Analysis of Conservative Leadership Race – Reformer vs Progressive Conservative

Politics Splash

Thunder Bay – ANALYSIS – The race for the leadership of the federal Conservative Party of Canada is in many ways putting the future of the official opposition into a battle of the past against the future.

Arguably the main battle appears to be between Pierre Poilievre and Jean Charest.

In some ways in the battle for the hearts and votes of Conservatives it is a return to the 1990’s where the Reform Party was challenging the Progressive Conservatives.

Jean Charest was one of the two remaining Progressive Conservative Members of Parliament following the on October 25, 1993. In that election the Liberal won a majority and the Reform Party took over seats in Western Canada electing 52 MPs.

Pierre Poilievre came out of the Reform to Canadian Alliance shift, having worked on the campaigns to draft Alberta Treasurer Stockwell Day as leader of the Canadian Alliance.

Charest left Parliament to take on the leadership of the Quebec Liberal Party – after basically a draft movement from across Canada encouraged him to do so.

Over the past terms in the official opposition, Pierre Poilievre has become effectively the master of questioning Liberal Ministers and parking his questions in short demands for a yes or no answer.

Jean Charest brings a wider and longer scope of leadership to the race.

On Social Media

What is interesting is that Pollievre is bringing an almost Donald Trump rally style to his leadership campaign. He is combining that with a very slick social media campaign that generates a lot of interest to his 334,000 followers on Twitter.

Jean Charest has 19,400 Twitter followers. At times Charest has been a little like Peter MacKay when he challenged for the Conservative leadership, on the whole the ‘ring rust’ of not being in the daily battleground of partisan politics is showing.

The two leadership challengers actually appear to dislike each other.

There have been interviews on television where supporters have gone full out against the other in a manner that makes it appear healing those political wounds is going to be hard after a winner is declared.

The real battle for the eventual winner of the Conservative leadership race will be with the Justin Trudeau Liberals.

Charest announced that all his campaign entry fees, $300,000 have been paid in full and that he has officially confirmed his place on the ballot.

“I’m proud to have achieved this milestone less than five weeks after my campaign launched. In this short period of time, we’ve raised over one million dollars, I’ve travelled to six provinces, held dozens of in person events, met with thousands of Canadians, pledged tens of thousands of Conservative Party members, signed up 1,500 volunteers and 400 full time ground organizers, and doubled the amount of Conservative party members in Quebec and we are just getting started,” states Charest. “I am hearing the same thing across the country: Canadians have had enough of slogans, soundbites and poor judgement. Only a sound and credible alternative can beat the NDP-Trudeau Government, and I am that candidate”.

Pierre Poilievre is running on a campaign to make the lives of Canadians freer.

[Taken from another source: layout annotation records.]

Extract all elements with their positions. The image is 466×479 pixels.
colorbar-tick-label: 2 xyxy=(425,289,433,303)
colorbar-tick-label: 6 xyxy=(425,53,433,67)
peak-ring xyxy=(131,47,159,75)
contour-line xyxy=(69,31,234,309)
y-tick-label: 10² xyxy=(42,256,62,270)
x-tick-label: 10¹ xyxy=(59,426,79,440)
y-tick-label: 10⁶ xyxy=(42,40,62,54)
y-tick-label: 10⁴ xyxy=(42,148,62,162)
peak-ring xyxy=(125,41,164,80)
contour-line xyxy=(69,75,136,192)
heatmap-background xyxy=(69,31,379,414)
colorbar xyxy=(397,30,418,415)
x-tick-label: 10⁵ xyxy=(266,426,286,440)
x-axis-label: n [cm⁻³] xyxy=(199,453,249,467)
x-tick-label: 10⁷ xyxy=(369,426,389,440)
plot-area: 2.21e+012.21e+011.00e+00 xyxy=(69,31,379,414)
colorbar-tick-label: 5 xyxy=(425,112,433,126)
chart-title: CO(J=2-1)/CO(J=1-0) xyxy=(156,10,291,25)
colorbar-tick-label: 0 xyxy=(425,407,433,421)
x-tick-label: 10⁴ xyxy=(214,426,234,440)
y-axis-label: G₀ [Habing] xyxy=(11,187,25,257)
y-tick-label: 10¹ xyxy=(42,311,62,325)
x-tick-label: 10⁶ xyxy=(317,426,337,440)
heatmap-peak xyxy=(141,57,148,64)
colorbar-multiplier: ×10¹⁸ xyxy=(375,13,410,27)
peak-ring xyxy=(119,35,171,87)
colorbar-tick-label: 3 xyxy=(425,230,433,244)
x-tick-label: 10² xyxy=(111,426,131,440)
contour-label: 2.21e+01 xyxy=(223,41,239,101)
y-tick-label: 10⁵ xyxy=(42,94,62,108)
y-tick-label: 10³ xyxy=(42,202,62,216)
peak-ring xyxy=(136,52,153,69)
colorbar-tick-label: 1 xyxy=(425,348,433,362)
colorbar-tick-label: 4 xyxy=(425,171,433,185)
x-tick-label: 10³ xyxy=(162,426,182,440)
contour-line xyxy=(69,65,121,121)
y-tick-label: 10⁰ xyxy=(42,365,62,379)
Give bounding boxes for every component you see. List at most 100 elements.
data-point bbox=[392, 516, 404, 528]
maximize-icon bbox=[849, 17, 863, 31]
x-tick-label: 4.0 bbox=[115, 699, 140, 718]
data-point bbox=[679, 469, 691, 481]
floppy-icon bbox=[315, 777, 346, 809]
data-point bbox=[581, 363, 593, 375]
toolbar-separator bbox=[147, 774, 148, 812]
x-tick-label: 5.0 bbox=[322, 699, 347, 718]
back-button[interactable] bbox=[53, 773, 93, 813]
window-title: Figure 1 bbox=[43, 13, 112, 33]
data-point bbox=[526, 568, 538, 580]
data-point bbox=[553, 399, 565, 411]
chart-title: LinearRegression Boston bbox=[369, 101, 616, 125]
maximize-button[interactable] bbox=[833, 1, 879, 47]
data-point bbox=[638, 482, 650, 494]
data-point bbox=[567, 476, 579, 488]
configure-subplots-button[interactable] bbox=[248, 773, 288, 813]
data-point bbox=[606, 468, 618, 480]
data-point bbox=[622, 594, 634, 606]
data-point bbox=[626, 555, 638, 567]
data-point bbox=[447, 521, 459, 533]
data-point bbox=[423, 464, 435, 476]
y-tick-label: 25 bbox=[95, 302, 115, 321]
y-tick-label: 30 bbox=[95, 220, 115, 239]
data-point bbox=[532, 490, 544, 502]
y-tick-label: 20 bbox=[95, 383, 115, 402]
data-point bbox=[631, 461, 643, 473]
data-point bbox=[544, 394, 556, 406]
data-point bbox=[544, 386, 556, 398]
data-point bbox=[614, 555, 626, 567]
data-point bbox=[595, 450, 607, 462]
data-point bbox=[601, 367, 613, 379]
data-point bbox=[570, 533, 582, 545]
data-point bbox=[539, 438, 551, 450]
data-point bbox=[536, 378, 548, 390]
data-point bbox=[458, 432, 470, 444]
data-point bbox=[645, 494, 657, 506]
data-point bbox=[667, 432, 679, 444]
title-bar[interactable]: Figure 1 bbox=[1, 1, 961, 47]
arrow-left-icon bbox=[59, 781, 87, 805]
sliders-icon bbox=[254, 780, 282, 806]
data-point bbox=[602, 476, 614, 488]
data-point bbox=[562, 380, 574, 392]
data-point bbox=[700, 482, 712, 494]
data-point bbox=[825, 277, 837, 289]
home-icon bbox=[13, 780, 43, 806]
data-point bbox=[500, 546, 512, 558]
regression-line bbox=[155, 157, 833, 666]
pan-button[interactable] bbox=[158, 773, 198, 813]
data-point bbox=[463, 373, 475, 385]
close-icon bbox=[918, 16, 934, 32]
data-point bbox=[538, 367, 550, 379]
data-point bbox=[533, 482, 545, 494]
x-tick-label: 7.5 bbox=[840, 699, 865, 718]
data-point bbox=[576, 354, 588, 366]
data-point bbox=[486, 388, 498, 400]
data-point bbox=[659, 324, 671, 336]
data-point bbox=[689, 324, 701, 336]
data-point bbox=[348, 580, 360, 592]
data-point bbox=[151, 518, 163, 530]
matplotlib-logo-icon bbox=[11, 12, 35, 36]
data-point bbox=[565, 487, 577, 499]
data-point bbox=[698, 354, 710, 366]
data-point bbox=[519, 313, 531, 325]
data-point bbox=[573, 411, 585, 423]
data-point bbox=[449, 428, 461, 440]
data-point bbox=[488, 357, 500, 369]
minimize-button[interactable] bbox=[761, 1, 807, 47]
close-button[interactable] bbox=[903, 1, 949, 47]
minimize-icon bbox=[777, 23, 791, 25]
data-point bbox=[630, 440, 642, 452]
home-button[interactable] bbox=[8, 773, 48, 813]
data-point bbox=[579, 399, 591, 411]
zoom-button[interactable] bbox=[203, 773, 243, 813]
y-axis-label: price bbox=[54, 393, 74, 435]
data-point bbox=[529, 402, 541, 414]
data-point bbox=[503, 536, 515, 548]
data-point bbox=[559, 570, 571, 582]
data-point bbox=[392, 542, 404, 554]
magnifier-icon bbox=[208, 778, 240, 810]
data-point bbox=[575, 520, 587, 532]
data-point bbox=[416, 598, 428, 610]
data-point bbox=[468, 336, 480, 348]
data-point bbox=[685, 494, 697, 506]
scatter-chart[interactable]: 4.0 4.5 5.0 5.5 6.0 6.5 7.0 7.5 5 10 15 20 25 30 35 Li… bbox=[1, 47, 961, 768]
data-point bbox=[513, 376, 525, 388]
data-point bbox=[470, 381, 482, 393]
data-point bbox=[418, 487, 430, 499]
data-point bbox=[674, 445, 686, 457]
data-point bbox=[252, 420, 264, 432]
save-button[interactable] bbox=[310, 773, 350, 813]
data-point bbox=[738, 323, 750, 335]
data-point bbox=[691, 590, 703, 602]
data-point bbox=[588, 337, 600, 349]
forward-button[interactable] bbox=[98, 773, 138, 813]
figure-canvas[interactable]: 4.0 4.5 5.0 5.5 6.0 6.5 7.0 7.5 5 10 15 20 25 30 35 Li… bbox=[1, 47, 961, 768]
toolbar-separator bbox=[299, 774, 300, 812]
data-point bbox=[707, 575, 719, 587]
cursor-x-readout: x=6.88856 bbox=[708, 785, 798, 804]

“Governments have become too accustomed to calling the shots and dictating how you should live your life. That is going to change when I become Prime Minister. I believe in Canadians over government. I believe we need to innovate, compete and challenge ideas free from excessive government control.

“I am running for Prime Minister to put you back in charge of your life and to make Canada the freest nation on earth. This is not a campaign. This is a cause. And I can’t do it alone.”


Poilievre has become a master of coining phrases that appeal to his audience and prospective audience.

“Grown adults live in their parents’ basements because they are among the 9 in 10 aspiring home buyers who have given up on finding a home. Food inflation forces single moms to skip meals, so their kids don’t have to, 4 in 5 families cut back on groceries and carbon taxes inflate heat and gas bills on fixed-income seniors. Now, the interest rate hikes caused by this reckless spending will force families and businesses into debt, putting many at risk of bankruptcy. The hike will add $6 billion in additional annual debt interest costs to taxpayers. Homeowners, already struggling to pay the mortgages on their overpriced homes, will see a typical variable-rate mortgage payment increase by about $4000 a year,” states the Conservative leadership candidate. “I would reverse JustinFlation with common sense policy, including: axing the carbon tax, phasing out inflationary deficits by ending wasteful spending and canceling new promises and removing the gatekeepers to make more of what cash buys – energy, food and housing”.

Other Options?

While there are other candidates who could be right now at least considered ‘dark horses’ in the race, like Patrick Brown for example. it appears at present this is a two horse race.